L’Episcopat a inondé la presse tant nationale qu’internationale pour dire qu’on ne comprenait pas pourquoi Brice Makosso était traqué et accablé dans ce procès là alors qu’il n’est pas membre de la RPDH. Donc les faits parlent d’eux même.
Je n’ai jamais vu une seule carte d’adhésion qui atteste que Brice Makosso est membre du RPDH. En réalité Brice Makosso qui milite depuis un certain temps dans des associations de droits de l’homme n’est pas membre de la RPDH, mais d’une association appelée « Publiez ce que vous produisez dans le golfe de Guinée ».
DLD : Justement parlons en. On dit que les fonds qui ont été utilisés n’étaient destinés au RDPH, mais plutôt à la coalition « Publiez ce que vous produisez dans le golfe de Guinée », là nous ne comprenons plus rien. Qu’est ce qui devait se passer normalement ?

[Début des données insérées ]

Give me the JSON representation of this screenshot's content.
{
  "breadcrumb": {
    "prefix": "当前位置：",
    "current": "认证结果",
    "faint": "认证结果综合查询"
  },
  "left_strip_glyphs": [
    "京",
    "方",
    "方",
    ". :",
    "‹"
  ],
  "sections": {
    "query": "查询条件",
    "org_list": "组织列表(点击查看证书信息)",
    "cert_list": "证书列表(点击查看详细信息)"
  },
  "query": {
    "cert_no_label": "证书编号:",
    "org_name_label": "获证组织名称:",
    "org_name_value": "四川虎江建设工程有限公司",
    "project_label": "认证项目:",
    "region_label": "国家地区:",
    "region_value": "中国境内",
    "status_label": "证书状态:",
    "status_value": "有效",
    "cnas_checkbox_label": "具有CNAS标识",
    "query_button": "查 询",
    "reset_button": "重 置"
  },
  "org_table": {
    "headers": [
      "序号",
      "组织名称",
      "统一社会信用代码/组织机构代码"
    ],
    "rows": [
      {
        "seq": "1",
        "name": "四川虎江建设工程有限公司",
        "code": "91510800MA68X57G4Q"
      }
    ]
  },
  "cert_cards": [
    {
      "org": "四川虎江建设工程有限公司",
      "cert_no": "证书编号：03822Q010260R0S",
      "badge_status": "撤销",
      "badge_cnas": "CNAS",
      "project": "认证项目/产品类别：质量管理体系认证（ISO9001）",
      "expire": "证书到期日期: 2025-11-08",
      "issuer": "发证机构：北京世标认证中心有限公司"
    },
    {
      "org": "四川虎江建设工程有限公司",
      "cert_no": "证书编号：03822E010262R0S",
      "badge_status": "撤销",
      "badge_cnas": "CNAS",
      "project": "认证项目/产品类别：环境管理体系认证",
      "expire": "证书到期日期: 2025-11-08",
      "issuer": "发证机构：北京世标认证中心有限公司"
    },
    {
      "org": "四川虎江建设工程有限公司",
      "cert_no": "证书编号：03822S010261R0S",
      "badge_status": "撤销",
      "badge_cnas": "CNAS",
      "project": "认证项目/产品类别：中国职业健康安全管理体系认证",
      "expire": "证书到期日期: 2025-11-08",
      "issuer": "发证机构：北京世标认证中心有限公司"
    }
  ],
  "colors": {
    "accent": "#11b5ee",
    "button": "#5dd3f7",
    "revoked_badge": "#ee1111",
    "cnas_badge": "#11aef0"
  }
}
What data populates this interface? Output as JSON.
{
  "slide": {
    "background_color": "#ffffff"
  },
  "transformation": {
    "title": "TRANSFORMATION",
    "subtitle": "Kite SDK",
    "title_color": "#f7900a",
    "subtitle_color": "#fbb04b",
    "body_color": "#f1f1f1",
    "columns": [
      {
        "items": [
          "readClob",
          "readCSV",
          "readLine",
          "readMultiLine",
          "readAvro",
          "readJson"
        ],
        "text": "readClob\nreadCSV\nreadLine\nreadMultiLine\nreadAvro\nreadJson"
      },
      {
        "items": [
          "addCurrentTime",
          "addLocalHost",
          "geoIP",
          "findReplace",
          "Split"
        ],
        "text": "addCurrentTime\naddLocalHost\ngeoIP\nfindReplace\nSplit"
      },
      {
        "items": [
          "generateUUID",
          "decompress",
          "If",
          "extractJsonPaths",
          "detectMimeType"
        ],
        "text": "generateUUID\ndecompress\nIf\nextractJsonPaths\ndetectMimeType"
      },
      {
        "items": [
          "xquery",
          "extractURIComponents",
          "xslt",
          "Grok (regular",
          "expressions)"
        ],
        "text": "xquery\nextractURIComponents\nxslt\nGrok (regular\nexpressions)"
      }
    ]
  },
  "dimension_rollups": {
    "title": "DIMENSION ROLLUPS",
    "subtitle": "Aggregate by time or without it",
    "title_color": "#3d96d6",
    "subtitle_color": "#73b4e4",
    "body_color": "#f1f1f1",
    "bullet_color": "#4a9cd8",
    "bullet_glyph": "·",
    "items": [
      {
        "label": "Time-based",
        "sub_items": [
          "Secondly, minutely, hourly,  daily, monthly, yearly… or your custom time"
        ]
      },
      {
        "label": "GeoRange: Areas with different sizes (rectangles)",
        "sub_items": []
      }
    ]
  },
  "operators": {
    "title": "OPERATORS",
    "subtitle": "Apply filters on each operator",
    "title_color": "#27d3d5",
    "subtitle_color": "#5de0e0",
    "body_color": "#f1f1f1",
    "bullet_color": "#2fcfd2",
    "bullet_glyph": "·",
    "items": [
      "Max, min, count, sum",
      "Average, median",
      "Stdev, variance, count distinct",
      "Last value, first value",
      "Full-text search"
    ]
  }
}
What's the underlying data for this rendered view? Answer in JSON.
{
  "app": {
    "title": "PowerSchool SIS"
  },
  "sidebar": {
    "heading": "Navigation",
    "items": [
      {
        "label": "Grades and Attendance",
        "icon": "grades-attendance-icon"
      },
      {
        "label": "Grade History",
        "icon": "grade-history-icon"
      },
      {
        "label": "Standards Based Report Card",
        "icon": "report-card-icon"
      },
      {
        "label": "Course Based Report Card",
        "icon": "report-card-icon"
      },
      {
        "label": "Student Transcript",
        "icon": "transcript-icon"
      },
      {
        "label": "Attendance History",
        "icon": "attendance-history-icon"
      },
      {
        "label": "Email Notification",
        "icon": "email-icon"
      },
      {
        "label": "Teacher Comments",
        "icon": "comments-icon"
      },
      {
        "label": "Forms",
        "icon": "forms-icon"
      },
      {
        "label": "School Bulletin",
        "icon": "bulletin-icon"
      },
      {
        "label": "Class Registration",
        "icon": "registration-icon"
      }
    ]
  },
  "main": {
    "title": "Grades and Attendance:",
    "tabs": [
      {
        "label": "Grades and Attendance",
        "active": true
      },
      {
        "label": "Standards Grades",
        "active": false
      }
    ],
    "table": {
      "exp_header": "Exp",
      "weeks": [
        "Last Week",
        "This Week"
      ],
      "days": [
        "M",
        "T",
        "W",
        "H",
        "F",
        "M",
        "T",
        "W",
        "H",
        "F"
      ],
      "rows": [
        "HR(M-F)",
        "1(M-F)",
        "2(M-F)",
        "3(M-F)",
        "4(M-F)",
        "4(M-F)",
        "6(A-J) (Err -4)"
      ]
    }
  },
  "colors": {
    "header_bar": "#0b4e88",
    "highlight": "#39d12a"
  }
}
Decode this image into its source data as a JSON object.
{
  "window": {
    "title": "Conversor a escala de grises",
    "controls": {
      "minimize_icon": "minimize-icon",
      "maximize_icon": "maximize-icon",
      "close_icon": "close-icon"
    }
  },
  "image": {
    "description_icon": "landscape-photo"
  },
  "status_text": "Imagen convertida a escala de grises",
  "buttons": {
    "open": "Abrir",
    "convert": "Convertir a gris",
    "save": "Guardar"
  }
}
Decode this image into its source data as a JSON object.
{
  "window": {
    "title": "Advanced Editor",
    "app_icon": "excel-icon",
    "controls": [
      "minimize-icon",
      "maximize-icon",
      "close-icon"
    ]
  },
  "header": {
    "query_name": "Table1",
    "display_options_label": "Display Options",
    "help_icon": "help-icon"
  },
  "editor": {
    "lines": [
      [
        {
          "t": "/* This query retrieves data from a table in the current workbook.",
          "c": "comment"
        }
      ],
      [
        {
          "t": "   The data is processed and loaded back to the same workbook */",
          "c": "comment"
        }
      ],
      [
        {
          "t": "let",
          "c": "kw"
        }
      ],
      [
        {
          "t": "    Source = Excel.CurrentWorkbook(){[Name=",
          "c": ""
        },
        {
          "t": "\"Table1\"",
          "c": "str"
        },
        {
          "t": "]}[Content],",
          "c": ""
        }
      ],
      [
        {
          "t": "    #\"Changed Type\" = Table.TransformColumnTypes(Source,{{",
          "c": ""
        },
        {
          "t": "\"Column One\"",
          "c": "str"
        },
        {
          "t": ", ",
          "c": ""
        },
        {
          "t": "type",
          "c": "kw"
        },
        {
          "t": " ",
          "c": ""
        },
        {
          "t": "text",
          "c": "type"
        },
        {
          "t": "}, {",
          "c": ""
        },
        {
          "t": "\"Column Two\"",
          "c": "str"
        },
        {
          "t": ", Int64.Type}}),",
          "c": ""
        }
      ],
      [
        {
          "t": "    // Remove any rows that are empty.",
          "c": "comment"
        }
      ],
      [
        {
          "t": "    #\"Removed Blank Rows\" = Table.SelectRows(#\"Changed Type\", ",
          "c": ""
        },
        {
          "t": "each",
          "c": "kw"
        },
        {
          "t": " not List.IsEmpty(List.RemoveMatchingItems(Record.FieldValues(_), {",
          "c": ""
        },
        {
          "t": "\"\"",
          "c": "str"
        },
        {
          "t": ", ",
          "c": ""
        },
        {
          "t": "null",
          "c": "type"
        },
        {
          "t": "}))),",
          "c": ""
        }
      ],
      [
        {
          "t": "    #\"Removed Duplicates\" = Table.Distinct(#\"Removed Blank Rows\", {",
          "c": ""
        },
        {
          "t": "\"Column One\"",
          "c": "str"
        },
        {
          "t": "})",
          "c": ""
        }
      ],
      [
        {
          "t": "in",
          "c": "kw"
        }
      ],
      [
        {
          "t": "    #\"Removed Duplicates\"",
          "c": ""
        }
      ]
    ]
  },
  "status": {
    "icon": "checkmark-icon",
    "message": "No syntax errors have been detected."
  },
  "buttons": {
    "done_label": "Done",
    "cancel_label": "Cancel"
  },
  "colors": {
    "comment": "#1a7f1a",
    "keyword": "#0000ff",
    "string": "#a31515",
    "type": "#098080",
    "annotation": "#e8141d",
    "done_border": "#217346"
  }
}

GM : C’est un nouveau son de cloche, vous savez ce sont des arguments de bas étage. Ce procès dure depuis près d’une année et cette explication n’a jamais été fournie. Pendant de longs mois il n’a jamais été question de sommes destinées à la coalition « Publiez ce que vous produisez dans le golfe de Guinée ». En réalité les fonds donnés par Global Witness et Fonds Defender de madame Denawert l’étaient en direction et au bénéfice de la RPDH qui est effectivement membre de l’association « Publiez ce que vous produisez ». Je persiste et je signe, ces sommes d’argent étaient destinées au RPDH, et les fonds arrivés ont atterri dans les comptes du RPDH. A cet égard, je voudrais si vous le permettez vous faire une brève observation sur une question de droit qui a été discutée pendant les plaidoiries. Les gens disent que les donateurs ont renoncé à toute action contre Brice Makosso et Christian Mounzéo, donc on ne comprend pas le procès qui est fait à ces infortunés, mais la réponse en droit est toute simple. A partir du moment où vous donnez un bien meuble ou immeuble à un tiers, vous perdez pour ce bien : l’usus, le fructus et l’abusus. Donc vous n’avez plus aucun droit dessus. Que vous renonciez à la poursuite d’un bénéficiaire pour une telle affaire, est un faux débat.
DLD : Pendant les plaidoiries, vous avez qualifié Mounzéo de récidiviste, a quoi faisiez vous allusion ?
GM : Tout le monde sait que monsieur Mounzéo était préalablement membre de l’OCDH, c’est notoire et même mondialement connu que Mounzéo a milité à l’Observatoire Congolais des Droits de l’Homme (OCDH), et si vous menez quelques recherches même sommaires à cet égard, vous constaterez que là aussi c’est pour des manipulations de fonds qu’il a été radié de cette association.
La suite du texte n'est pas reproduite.